Una volta arrivati i mezzi di soccorso che hanno illuminato il tratto boscoso in piena oscurità, è stato chiarissimo che la Ford avesse subito un danno notevole nella parte anteriore; poco dopo, dai box è stato Dennis Olsen a spiegare l'accaduto.
"Purtroppo Chris ha colpito un animale sul rettilineo, andava ad almeno 250km/h e per fortuna sta bene, ma è chiaramente rimasto colpito dall'accaduto. La nostra gara finisce qui, ci riproveremo il prossimo anno", ha detto il compagno di squadra di Mies.
Successivamente, è lo stesso Christopher a raccontare l'accaduto: "Sono molto felice di essere qui a raccontare questo episodio, senza essermi fatto nulla. Inoltre voglio ringraziare i ragazzi di Ford che hanno costruito una Mustang davvero solida e resistente ad impatti del genere".
"Purtroppo me lo sono trovato improvvisamente davanti e poi è scomparso; era buio, quindi non ho avuto il tempo di reagire, diciamo che ero nel posto sbagliato al momento sbagliato.
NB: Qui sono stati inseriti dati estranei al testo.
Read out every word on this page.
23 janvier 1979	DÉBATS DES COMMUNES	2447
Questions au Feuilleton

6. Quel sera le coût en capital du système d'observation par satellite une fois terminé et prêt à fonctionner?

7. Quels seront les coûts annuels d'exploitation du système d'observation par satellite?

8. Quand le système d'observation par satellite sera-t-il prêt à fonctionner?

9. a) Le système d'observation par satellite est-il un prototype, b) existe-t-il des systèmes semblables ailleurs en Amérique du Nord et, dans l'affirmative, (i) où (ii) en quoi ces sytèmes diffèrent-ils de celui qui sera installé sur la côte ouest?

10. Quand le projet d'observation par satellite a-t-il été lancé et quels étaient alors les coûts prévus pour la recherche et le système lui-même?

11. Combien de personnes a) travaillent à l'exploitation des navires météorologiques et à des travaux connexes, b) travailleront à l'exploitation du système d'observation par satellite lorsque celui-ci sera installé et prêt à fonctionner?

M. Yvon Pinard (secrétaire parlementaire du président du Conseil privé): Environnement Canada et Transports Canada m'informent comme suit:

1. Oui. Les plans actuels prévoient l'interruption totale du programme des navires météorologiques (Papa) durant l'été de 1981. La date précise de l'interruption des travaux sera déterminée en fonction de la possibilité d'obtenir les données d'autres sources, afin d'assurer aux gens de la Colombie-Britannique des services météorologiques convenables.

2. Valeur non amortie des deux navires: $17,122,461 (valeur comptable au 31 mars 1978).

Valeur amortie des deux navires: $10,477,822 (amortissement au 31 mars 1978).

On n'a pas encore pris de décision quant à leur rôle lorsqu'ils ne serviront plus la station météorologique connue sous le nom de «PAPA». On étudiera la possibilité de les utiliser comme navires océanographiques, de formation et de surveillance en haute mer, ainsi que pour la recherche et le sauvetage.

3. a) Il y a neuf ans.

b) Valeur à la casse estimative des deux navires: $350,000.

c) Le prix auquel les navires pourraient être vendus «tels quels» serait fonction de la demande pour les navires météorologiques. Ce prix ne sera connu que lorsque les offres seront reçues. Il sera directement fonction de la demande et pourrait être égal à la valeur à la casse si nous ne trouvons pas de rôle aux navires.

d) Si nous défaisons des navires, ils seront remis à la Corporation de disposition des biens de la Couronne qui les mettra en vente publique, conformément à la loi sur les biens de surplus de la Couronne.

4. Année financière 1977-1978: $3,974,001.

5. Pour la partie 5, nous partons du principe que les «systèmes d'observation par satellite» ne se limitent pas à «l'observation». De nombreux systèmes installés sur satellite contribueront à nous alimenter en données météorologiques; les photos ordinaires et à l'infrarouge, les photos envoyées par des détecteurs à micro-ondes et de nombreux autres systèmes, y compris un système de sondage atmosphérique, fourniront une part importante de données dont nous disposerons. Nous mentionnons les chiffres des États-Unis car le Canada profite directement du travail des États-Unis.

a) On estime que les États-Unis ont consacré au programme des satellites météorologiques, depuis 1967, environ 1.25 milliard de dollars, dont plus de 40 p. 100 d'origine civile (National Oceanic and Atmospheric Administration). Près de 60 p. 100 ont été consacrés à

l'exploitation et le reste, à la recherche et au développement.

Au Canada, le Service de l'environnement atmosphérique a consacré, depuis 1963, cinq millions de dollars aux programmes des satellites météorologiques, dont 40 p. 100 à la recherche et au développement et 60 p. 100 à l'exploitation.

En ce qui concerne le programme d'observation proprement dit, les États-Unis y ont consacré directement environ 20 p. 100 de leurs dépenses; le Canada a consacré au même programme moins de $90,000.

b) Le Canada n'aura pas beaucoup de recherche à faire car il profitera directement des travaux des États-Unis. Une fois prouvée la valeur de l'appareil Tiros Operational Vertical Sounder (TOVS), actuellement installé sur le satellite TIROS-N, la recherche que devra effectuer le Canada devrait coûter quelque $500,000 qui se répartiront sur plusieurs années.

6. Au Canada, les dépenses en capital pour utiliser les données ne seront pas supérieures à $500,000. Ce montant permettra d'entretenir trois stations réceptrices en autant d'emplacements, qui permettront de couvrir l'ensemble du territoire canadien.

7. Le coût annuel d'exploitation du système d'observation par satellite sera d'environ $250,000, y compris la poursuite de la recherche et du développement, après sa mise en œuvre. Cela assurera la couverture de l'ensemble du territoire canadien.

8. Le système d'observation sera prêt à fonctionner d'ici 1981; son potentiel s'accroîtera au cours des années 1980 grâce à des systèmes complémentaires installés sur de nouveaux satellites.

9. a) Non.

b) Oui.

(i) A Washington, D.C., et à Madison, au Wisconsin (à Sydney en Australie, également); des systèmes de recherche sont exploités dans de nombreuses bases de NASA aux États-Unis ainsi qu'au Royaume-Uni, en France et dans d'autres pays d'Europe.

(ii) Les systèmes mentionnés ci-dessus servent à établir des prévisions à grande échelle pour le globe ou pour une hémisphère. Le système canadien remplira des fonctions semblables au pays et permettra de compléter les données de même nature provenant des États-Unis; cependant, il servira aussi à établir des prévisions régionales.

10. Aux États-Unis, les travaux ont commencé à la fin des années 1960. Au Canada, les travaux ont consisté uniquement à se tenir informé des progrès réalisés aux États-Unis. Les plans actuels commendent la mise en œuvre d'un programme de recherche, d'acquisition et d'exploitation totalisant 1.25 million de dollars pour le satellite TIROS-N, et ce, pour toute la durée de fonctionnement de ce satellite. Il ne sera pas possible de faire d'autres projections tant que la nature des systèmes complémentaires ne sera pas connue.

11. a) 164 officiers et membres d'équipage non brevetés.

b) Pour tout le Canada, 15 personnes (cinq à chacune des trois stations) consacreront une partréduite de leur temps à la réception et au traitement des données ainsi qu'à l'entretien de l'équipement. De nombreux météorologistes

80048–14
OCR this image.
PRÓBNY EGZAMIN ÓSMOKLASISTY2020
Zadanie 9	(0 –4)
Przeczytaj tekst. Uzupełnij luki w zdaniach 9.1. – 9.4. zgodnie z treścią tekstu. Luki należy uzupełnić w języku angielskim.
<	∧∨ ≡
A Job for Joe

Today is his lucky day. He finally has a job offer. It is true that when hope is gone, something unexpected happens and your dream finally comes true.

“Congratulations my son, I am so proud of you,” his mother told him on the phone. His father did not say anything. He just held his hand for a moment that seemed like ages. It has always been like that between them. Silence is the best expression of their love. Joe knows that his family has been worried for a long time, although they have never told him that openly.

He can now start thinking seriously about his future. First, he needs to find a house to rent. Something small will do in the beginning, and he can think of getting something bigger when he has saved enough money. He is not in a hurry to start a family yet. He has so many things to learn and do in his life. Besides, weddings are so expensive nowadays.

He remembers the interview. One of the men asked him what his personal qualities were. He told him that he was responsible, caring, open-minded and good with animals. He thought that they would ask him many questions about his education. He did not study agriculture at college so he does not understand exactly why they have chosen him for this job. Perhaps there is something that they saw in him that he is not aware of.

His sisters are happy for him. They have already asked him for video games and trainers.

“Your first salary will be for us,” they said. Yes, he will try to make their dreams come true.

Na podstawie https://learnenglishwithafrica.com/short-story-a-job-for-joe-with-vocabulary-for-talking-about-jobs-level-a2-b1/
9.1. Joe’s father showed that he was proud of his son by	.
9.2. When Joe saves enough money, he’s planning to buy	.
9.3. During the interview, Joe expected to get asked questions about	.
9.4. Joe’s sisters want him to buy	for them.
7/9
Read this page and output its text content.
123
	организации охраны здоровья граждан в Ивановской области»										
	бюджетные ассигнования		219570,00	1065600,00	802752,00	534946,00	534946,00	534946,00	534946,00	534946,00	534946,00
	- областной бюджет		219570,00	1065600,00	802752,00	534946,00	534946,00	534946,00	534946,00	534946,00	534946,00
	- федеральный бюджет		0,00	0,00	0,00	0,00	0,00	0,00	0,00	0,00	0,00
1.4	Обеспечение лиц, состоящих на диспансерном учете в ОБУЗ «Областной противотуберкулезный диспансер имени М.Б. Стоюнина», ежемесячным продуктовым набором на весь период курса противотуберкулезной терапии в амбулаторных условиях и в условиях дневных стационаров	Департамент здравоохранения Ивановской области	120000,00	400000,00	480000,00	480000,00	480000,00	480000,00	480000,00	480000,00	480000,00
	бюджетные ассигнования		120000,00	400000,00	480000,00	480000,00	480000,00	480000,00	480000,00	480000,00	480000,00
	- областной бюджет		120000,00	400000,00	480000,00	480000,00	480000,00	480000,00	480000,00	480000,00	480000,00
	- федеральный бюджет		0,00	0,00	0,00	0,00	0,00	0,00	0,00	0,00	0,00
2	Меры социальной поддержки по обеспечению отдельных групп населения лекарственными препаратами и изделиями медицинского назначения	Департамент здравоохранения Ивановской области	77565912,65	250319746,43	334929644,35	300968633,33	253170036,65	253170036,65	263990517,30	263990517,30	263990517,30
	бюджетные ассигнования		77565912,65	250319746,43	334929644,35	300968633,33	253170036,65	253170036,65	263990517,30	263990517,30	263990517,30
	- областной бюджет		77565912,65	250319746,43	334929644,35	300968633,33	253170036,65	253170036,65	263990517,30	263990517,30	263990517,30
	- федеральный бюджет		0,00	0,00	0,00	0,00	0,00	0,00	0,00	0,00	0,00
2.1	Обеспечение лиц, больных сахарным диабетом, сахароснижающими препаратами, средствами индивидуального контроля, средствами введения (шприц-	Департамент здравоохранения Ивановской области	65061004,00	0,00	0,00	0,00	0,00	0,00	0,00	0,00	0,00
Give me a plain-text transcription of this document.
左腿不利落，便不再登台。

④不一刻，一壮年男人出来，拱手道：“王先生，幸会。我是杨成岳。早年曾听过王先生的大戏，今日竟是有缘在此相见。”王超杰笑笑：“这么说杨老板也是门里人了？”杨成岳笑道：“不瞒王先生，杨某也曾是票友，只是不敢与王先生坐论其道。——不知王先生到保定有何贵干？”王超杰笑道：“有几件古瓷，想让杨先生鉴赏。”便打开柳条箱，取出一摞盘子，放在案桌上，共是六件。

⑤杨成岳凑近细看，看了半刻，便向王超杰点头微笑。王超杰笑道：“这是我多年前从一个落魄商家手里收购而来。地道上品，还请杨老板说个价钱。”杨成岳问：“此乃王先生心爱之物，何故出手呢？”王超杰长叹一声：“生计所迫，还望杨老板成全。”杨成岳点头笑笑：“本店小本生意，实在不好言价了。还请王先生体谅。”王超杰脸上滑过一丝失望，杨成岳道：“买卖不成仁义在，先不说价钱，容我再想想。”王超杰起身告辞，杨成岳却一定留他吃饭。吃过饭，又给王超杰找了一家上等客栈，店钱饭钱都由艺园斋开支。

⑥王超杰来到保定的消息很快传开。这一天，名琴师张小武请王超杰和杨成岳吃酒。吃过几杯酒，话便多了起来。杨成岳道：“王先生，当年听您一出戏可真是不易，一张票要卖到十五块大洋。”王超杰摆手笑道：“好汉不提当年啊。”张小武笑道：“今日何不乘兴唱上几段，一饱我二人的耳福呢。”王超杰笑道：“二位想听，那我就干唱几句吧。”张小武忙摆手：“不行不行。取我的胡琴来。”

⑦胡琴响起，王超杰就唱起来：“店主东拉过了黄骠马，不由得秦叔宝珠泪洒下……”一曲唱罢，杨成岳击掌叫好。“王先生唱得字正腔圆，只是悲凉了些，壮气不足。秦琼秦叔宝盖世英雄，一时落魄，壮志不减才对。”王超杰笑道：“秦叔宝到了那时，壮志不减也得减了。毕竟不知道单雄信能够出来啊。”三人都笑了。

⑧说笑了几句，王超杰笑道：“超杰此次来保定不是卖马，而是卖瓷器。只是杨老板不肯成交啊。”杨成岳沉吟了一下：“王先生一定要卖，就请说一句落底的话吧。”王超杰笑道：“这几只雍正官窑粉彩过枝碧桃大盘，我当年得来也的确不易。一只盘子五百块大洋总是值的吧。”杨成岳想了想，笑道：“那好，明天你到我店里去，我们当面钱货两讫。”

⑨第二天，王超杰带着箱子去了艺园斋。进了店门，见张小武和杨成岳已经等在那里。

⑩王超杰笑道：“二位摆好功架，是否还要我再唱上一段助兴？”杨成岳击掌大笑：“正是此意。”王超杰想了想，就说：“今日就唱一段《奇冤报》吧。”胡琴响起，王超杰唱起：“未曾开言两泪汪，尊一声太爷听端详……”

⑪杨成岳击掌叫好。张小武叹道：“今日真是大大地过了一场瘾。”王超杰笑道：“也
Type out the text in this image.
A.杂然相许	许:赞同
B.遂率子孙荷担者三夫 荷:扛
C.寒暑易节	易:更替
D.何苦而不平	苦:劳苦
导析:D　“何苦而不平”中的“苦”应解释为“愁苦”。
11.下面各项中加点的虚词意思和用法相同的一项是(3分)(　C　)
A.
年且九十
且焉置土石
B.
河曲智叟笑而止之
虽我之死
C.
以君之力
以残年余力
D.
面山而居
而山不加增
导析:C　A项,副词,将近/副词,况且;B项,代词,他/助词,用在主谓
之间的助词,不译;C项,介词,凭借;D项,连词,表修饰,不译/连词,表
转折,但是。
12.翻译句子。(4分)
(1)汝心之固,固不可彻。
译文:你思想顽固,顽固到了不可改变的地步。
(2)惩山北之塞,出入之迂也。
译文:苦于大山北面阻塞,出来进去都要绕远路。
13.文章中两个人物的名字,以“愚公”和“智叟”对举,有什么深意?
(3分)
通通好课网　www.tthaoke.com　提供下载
Mi dispiace solo che non possa continuare la gara. Mio figlio mi aveva chiesto un ricordo, come un pupazzino di un canguro; penso che gli porterò qualcos'altro, tipo un koala..."
I detriti sparsi sono stati presi anche dalla BMW-WRT #32 di Kelvin Van Der Linde, che però ha scelto di proseguire pur con la parte anteriore destra della sua M4 visibilmente malmessa.
Nel frattempo un problema alla KTM #50 ha prolungato l'intervento della Safety Car, che è uscita di scena dopo 30' abbondanti, lasciando le Mercedes di Maxi Gotz e Tom Randle a battagliare per il primato, inseguite dall'Audi di Christopher Haase ed Augusto Farfus con la BMW-WRT #46.